The irony is that Democrats’ strongest point is not that Trump is uniquely dangerous, as they are constantly and overwroughtly pointing out, or even the particulars of their opposition to the Iran war and how it is handled. Both of those are unlikely to win over many of their Republican colleagues.
The stronger and bipartisan argument is that Congress has built a habit of surrendering war powers across presidencies, and the War Powers Project found that executive power has steadily accumulated while courts have often avoided settling the disputes.
Holding a vote should not come down to support for Trump or the war. It is about the role of Congress as an institution. The question of war powers is more profound than petty squabbles and point-scoring. It is literally life-or-death.

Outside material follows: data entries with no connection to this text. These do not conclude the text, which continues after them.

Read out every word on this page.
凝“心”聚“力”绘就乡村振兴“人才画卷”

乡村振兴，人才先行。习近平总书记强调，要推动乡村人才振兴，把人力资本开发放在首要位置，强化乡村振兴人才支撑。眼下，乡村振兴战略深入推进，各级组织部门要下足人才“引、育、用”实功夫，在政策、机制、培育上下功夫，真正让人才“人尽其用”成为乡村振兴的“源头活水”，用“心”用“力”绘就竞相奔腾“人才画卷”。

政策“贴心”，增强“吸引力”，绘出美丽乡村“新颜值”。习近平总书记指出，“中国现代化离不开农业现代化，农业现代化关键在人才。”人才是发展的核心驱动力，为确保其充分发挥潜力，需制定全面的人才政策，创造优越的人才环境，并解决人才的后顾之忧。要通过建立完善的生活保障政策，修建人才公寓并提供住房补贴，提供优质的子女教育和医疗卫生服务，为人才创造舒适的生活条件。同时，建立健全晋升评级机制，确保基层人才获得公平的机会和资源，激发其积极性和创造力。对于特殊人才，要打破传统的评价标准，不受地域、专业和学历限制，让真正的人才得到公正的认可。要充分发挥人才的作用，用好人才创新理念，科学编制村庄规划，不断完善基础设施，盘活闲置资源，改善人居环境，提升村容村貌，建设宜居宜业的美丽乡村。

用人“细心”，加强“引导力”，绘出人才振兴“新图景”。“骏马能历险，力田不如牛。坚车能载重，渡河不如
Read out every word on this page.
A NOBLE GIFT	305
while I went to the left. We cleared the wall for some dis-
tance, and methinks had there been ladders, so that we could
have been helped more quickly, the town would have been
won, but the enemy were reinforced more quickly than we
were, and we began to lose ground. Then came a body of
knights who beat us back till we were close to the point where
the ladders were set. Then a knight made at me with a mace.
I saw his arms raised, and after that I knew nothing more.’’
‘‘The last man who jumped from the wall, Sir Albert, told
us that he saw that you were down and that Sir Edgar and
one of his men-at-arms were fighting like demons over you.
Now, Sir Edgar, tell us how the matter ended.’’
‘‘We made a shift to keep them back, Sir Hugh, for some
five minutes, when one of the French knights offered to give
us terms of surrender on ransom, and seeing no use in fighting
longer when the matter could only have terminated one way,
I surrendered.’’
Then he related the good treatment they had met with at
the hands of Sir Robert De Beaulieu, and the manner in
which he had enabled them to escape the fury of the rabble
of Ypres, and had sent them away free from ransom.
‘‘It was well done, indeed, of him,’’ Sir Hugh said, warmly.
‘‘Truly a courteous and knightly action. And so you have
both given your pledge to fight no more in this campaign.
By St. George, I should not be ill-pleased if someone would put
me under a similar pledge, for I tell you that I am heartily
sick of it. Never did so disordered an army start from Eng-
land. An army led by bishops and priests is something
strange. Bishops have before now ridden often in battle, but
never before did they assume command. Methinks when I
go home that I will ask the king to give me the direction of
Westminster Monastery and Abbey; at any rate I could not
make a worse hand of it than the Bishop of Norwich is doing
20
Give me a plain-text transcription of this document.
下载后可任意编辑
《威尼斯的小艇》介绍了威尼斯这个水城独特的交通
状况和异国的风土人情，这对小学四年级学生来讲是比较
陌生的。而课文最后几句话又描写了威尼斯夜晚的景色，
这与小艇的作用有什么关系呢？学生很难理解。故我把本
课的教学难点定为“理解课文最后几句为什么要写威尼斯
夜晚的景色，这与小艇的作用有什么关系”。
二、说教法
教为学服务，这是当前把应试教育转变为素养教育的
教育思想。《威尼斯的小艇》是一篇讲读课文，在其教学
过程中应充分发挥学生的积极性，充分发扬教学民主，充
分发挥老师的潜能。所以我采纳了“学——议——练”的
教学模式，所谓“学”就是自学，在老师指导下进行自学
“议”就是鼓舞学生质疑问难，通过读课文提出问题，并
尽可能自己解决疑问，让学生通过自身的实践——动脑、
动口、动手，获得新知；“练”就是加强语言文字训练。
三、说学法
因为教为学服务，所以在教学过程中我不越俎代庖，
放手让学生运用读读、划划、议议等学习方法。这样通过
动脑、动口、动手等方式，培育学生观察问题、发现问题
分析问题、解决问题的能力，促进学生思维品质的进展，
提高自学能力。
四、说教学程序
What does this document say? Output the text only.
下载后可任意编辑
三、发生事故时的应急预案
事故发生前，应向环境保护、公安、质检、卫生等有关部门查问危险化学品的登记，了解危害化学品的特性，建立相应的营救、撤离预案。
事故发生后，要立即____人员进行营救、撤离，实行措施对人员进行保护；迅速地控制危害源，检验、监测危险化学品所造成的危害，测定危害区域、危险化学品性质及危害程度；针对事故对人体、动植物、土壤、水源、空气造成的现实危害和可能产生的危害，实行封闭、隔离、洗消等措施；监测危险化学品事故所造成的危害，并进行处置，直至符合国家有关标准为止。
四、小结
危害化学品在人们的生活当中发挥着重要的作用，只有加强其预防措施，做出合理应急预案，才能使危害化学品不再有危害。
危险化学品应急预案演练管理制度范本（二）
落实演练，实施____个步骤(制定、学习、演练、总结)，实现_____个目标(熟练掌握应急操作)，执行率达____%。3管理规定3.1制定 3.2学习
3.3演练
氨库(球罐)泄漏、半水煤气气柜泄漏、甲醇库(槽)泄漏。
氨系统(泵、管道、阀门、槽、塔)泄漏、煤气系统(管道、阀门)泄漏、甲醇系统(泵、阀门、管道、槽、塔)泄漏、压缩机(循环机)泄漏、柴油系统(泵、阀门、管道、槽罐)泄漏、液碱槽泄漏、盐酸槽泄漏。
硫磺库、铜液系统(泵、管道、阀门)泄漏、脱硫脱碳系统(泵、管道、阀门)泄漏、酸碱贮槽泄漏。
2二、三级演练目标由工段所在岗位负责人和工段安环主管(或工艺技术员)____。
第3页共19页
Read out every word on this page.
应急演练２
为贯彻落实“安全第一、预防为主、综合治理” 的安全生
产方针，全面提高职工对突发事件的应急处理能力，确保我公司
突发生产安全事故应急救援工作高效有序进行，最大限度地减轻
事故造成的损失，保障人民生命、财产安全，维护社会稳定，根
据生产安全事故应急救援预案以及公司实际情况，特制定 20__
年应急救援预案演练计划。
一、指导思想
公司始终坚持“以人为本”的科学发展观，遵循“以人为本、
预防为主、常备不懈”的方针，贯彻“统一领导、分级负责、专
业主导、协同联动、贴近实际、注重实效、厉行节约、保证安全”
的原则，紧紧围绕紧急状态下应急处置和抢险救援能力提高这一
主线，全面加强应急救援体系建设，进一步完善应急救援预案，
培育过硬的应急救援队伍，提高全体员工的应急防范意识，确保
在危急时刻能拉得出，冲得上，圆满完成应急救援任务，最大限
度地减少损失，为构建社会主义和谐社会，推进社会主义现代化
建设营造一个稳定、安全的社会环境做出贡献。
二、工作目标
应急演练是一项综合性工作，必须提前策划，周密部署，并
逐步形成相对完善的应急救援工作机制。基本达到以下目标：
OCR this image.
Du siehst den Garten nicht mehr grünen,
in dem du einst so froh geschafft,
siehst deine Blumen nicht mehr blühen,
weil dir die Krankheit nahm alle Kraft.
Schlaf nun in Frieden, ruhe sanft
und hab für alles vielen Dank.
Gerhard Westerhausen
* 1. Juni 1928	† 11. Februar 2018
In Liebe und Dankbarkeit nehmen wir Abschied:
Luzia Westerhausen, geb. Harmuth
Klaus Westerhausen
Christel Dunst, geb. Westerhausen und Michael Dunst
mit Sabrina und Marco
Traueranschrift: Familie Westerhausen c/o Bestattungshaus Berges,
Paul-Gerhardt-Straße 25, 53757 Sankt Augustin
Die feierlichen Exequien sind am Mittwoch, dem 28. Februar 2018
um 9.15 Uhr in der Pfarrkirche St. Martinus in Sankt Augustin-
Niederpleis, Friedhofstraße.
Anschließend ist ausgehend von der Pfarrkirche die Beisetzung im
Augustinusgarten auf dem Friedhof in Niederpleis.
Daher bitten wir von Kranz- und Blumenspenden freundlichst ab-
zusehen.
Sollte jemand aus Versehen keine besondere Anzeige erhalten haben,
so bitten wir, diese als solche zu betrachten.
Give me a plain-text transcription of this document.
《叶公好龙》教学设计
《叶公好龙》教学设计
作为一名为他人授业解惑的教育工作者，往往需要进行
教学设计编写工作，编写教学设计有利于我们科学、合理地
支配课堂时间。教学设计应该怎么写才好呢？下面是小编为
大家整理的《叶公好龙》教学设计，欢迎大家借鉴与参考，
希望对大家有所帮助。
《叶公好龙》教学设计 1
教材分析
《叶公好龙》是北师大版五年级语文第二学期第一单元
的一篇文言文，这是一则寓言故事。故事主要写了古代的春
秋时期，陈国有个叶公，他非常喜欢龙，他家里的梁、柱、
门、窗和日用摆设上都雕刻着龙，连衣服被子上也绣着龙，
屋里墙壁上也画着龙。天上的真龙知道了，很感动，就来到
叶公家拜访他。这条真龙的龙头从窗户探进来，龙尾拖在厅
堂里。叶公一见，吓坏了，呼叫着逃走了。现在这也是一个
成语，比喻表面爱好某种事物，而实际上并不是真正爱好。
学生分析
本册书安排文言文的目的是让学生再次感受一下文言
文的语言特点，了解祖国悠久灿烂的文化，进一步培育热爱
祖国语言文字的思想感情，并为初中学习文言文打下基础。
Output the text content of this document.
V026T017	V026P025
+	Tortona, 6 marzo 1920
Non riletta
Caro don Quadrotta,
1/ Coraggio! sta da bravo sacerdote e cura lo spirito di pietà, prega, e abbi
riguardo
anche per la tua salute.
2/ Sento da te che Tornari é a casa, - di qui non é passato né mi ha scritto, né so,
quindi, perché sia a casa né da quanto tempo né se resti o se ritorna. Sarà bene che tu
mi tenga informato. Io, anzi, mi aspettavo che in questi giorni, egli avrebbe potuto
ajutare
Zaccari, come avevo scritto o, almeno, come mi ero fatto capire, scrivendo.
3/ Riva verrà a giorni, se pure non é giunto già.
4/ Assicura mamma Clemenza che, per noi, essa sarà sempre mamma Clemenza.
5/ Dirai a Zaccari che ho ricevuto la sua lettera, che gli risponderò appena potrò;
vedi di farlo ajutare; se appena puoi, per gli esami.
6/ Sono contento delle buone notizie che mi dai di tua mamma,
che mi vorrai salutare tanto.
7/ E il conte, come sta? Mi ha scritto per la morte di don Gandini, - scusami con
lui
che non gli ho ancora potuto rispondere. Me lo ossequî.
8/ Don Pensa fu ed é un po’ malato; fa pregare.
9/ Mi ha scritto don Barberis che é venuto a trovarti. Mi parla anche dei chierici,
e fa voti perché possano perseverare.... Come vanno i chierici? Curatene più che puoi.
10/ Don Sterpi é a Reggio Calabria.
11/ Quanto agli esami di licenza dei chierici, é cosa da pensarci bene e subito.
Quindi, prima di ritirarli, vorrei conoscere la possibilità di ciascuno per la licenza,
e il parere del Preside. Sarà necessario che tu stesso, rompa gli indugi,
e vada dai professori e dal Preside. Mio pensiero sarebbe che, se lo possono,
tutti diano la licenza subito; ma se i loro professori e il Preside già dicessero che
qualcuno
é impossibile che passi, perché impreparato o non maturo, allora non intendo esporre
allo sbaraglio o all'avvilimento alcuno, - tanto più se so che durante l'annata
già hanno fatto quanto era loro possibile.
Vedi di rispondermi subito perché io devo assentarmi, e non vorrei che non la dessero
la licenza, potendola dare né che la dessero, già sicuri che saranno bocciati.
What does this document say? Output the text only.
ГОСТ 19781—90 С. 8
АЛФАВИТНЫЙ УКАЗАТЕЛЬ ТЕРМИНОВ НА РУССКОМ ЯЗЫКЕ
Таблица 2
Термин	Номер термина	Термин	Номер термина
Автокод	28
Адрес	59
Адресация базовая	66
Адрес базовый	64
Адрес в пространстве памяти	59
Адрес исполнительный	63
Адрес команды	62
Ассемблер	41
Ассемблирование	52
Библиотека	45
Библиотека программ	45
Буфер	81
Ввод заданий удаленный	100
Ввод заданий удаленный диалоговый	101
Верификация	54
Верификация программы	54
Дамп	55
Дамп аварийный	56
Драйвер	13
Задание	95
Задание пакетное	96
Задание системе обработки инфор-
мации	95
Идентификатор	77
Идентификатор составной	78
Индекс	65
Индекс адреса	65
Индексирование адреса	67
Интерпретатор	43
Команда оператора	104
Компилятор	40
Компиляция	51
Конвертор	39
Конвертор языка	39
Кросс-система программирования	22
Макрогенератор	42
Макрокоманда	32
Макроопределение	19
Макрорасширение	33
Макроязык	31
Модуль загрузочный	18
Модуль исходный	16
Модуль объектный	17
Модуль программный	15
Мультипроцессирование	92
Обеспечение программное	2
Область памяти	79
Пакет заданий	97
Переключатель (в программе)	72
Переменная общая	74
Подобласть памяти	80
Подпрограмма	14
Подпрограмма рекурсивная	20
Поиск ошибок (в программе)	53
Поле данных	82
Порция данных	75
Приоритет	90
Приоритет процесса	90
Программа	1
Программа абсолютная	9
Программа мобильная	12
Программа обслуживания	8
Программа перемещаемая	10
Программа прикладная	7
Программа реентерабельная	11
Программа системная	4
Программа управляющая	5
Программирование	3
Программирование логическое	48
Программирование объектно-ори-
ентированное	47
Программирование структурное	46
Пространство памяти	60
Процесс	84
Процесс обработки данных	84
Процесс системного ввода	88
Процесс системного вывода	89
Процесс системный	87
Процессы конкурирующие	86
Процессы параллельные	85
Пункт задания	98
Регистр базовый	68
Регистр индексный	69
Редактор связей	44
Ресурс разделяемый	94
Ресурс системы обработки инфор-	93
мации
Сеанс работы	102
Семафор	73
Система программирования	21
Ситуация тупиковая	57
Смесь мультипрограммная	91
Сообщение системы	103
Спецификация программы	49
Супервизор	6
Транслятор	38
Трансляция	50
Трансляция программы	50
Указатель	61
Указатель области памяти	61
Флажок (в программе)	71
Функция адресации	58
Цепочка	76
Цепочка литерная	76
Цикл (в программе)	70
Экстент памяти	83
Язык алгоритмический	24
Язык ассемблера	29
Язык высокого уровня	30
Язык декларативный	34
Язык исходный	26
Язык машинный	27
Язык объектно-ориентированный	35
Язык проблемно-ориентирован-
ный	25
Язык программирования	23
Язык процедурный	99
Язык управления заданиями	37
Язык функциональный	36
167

A Congress serious about its role would make that argument less partisan, not more. There is simply too much at stake for partisan gameplaying.
Ceasefire Loophole Will Outlive Trump
The administration’s practical claim is that no exchange of fire has occurred since the April 7 ceasefire, though the U.S. Navy is still maintaining a blockade to prevent Iranian oil tankers from getting out to sea.
Future presidents will study not only the legal memo but the congressional silence that followed it.
Senator Lisa Murkowski, an Alaska Republican, said: “I do not believe we should engage in open-ended military action without clear accountability.” She added: “Congress has a role.”
Meanwhile, Senator Susan Collins, a Maine Republican, said the commander-in-chief’s authority “is not without limits” and that the 60-day deadline is “not a suggestion, it is a requirement.”
Those statements are correct, but they are also lonely. When Congress leaves enforcement to a few dissenters, the institution is not checking the president. It is preserving individual alibis.
The next phase may turn on whether the ceasefire holds, whether the administration seeks a limited authorization, or whether lawmakers keep accepting briefings as substitutes for votes.
But the precedent already taking shape is clear from the April 30 vote: a president can launch a war, declare it functionally paused, and watch Congress fail to muster the will either to bless it or stop it.
Voters looking for restraint should stop asking whether the War Powers Resolution contains the right verbs. The harder question is whether Congress contains enough members willing to use them.